O estudo, com patrocínio de Bradesco Cartões e execução técnica da empresa de geotecnologia Arcplan, apresenta ainda um consolidado dos últimos 14 anos.
Neste ano, os dados atualizados e o histórico das cidades abrangidas pela Lei da Mata Atlântica poderão ser acessados no hotsite ‘Aqui Tem Mata’, que será lançado nesta semana para apresentar de forma simples e interativa as áreas remanescentes de Mata Atlântica no país. Com opções de busca por localidade, mapas interativos e gráficos, a ferramenta está disponível para web, tablets e celulares, permitindo que os dados estejam acessíveis a qualquer usuário e possam ser reutilizados com finalidades de educação e defesa da proteção da floresta.Atualmente, a Mata Atlântica é a floresta mais ameaçada do Brasil, com apenas 12,5% da área original preservada. O ranking de desmatamento do Atlas dos Municípios, com dados de 3.429 cidades brasileiras, é encabeçado pela cidade piauiense de Eliseu Martins, que teve supressão vegetal de 4.287 hectares (ha) no período entre 2013 e 2014. Por outro lado, outras duas cidades desse Estado, Tamboril do Piauí e Guaribas, lideram a lista das cidades mais conservadas, com 96% da vegetação natural. No recorte do período 2000-2014, a cidade campeã de desmatamento no Brasil é Jequitinhonha, no Estado de Minas Gerais, com 8.708 hectares desmatados.
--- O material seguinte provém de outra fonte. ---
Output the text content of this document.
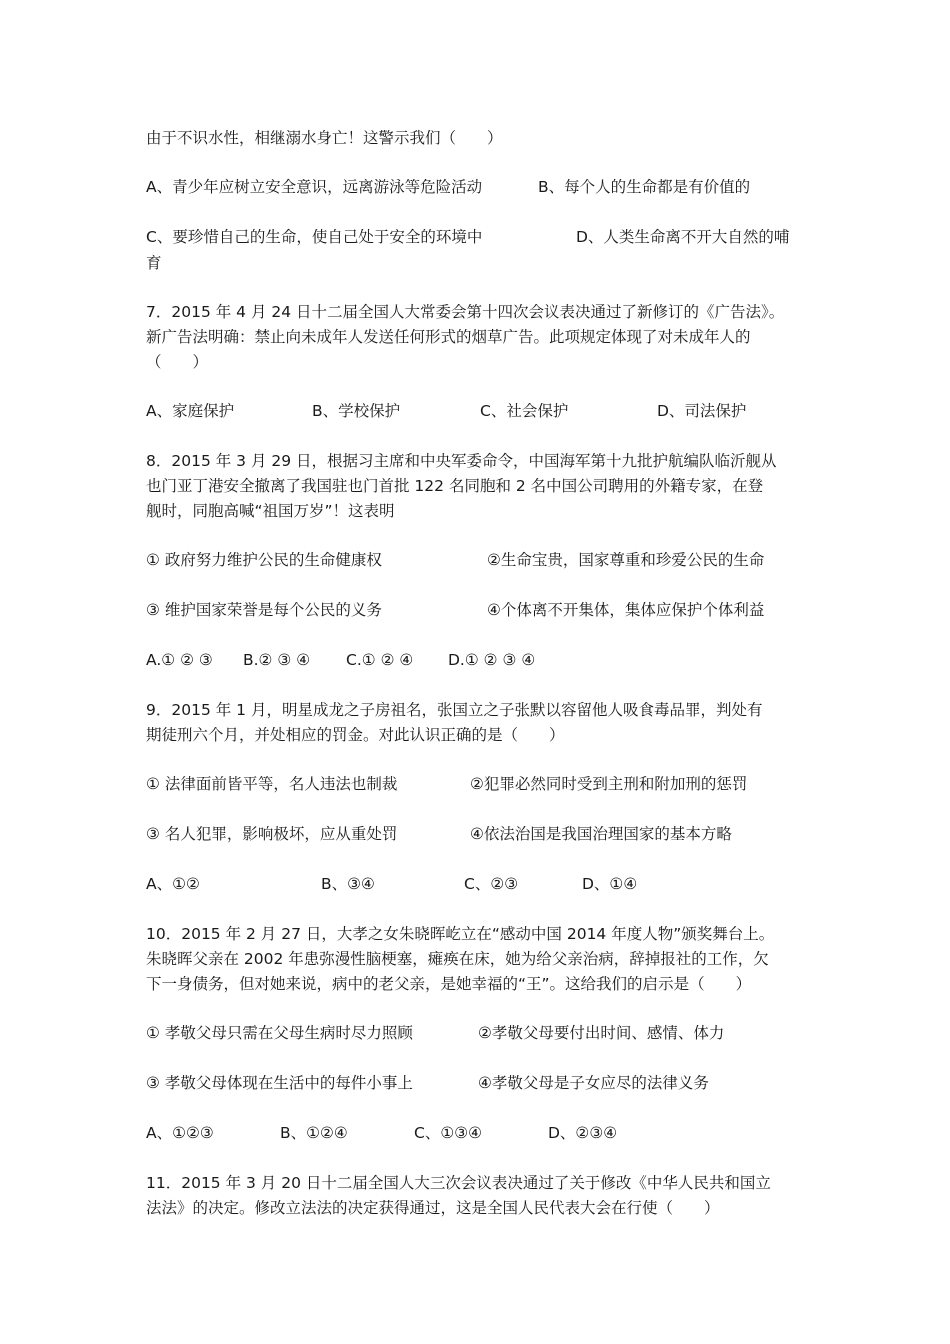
由于不识水性，相继溺水身亡！这警示我们（　　）
A、青少年应树立安全意识，远离游泳等危险活动	B、每个人的生命都是有价值的
C、要珍惜自己的生命，使自己处于安全的环境中	D、人类生命离不开大自然的哺
育
7．2015 年 4 月 24 日十二届全国人大常委会第十四次会议表决通过了新修订的《广告法》。
新广告法明确：禁止向未成年人发送任何形式的烟草广告。此项规定体现了对未成年人的
（　　）
A、家庭保护	B、学校保护	C、社会保护	D、司法保护
8．2015 年 3 月 29 日，根据习主席和中央军委命令，中国海军第十九批护航编队临沂舰从
也门亚丁港安全撤离了我国驻也门首批 122 名同胞和 2 名中国公司聘用的外籍专家，在登
舰时，同胞高喊“祖国万岁”！这表明
① 政府努力维护公民的生命健康权	②生命宝贵，国家尊重和珍爱公民的生命
③ 维护国家荣誉是每个公民的义务	④个体离不开集体，集体应保护个体利益
A.① ② ③ B.② ③ ④ C.① ② ④ D.① ② ③ ④
9．2015 年 1 月，明星成龙之子房祖名，张国立之子张默以容留他人吸食毒品罪，判处有
期徒刑六个月，并处相应的罚金。对此认识正确的是（　　）
① 法律面前皆平等，名人违法也制裁	②犯罪必然同时受到主刑和附加刑的惩罚
③ 名人犯罪，影响极坏，应从重处罚	④依法治国是我国治理国家的基本方略
A、①②	B、③④	C、②③	D、①④
10．2015 年 2 月 27 日，大孝之女朱晓晖屹立在“感动中国 2014 年度人物”颁奖舞台上。
朱晓晖父亲在 2002 年患弥漫性脑梗塞，瘫痪在床，她为给父亲治病，辞掉报社的工作，欠
下一身债务，但对她来说，病中的老父亲，是她幸福的“王”。这给我们的启示是（　　）
① 孝敬父母只需在父母生病时尽力照顾	②孝敬父母要付出时间、感情、体力
③ 孝敬父母体现在生活中的每件小事上	④孝敬父母是子女应尽的法律义务
A、①②③	B、①②④	C、①③④	D、②③④
11．2015 年 3 月 20 日十二届全国人大三次会议表决通过了关于修改《中华人民共和国立
法法》的决定。修改立法法的决定获得通过，这是全国人民代表大会在行使（　　）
Com base em imagens geradas pelo sensor OLI a bordo do satélite Landsat 8, o Atlas da Mata Atlântica, que monitora o bioma há 29 anos, utiliza a tecnologia de sensoriamento remoto e geoprocessamento para avaliar os remanescentes florestais acima de 3 hectares (ha). “Foram anos de trabalho para que pudéssemos consolidar uma base temática (mapa) que permite atualizações anuais consistentes. A possibilidade de o cidadão comum poder acompanhar a dinâmica da cobertura florestal do município onde reside é, sem dúvida, a materialização de uma intenção que tivemos no passado”, afirma Flávio Jorge Ponzoni, pesquisador e coordenador técnico do estudo pelo INPE.